Hi,
Even though your organization has no stated norms about clothes, from your post, there seems to be an unsaid norm about the same, or you (and others) wouldn't be bothered by what she wears.
No one in the office (including that girl) is fool enough to believe that an email sent to all on this subject really applies to all, if that new girl is such a sensation, and it would only serve as a public reprimand that came out of the blue, and thus humiliating for her. Plus, if you mean it for her, why pretend its for all?
If I were in your place, I would go about things like thus.
First, I would meet with the girl privately. I would explain the dilemma I was caught in. On one hand,
I respect her individuality and choice to wear whatever she thinks she should. On the other hand, as a person in HR, facilitating an atmosphere that's conducive to harmony is my responsibility.
I would explain how I see the impact of her attire (without allocating ANY blame ANYWHERE):
- Women staff show discomfort in her presence - this could and probably IS leading to her being looked upon with envy or disapproval, and will impact her working relationships in the office and impact productivity negatively.
- Men seem to be attracted. This could have an impact in terms of being seen as too inviting by the opposite gender and thus not taken seriously, which would again impact performance when it came to the value of her contributions - would men be considering her capability (would they even notice it amid the decoration)?
This would lead to working interactions based on a stereotype of her that has nothing to do with how she actually works. That troubles me, both for her, as well as the
well being of us as a group. On a personal level, I have little experience, and thus comfort with such clothes, and I find it a little awkward (feel shy) and can't get over them to see her, as a whole person, which I would like to.
I would ask her for help on this matter, as I would prefer it for myself, for her and the group if personal clothing wouldn't be a matter for an official rule to be laid down.
Then, if she agrees to help, I would simply trust her, and see what happens for the next week or so. If she doesn't agree, OR if she doesn't present herself suitably, I would call a staff meeting and share that I had observed that there was an unsaid norm about clothes, though there was none officially, and would explain how I see the situation currently.
I would explain my bottom line that we keep the norm, or it goes, I couldn't care less, but we make it clear what happens to it. So either we throw away the norm, in which case I expect the members of the staff to
quit flaunting either their disapproval, or their drooling, or we could state it clearly and
define what constituted appropriate clothing which everyone would be expected to follow.
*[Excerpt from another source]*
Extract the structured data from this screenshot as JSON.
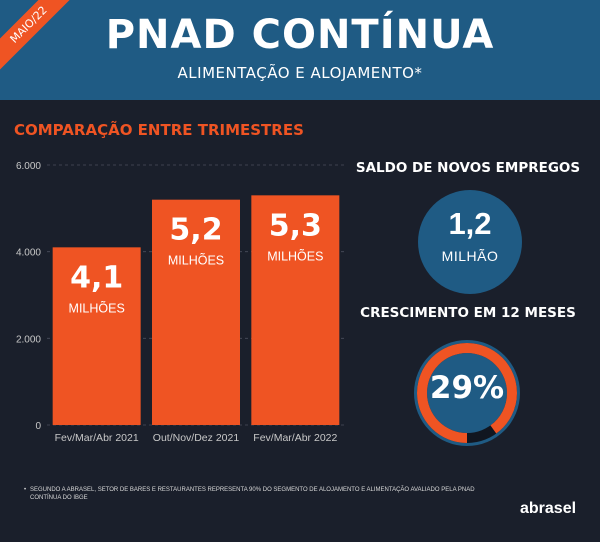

They KEY DIFFICULTY in this issue is not dealing with the girl, but keeping our own value judgments away from our facilitation of the situation.
As an authority role, we are expected to be available to all, not just the ones on whose "side" we are. I say this specifically, because I sensed you being on the "side" of the women.
The clothes are the woman's responsibility, but the responses and reactions belong to all and not just her.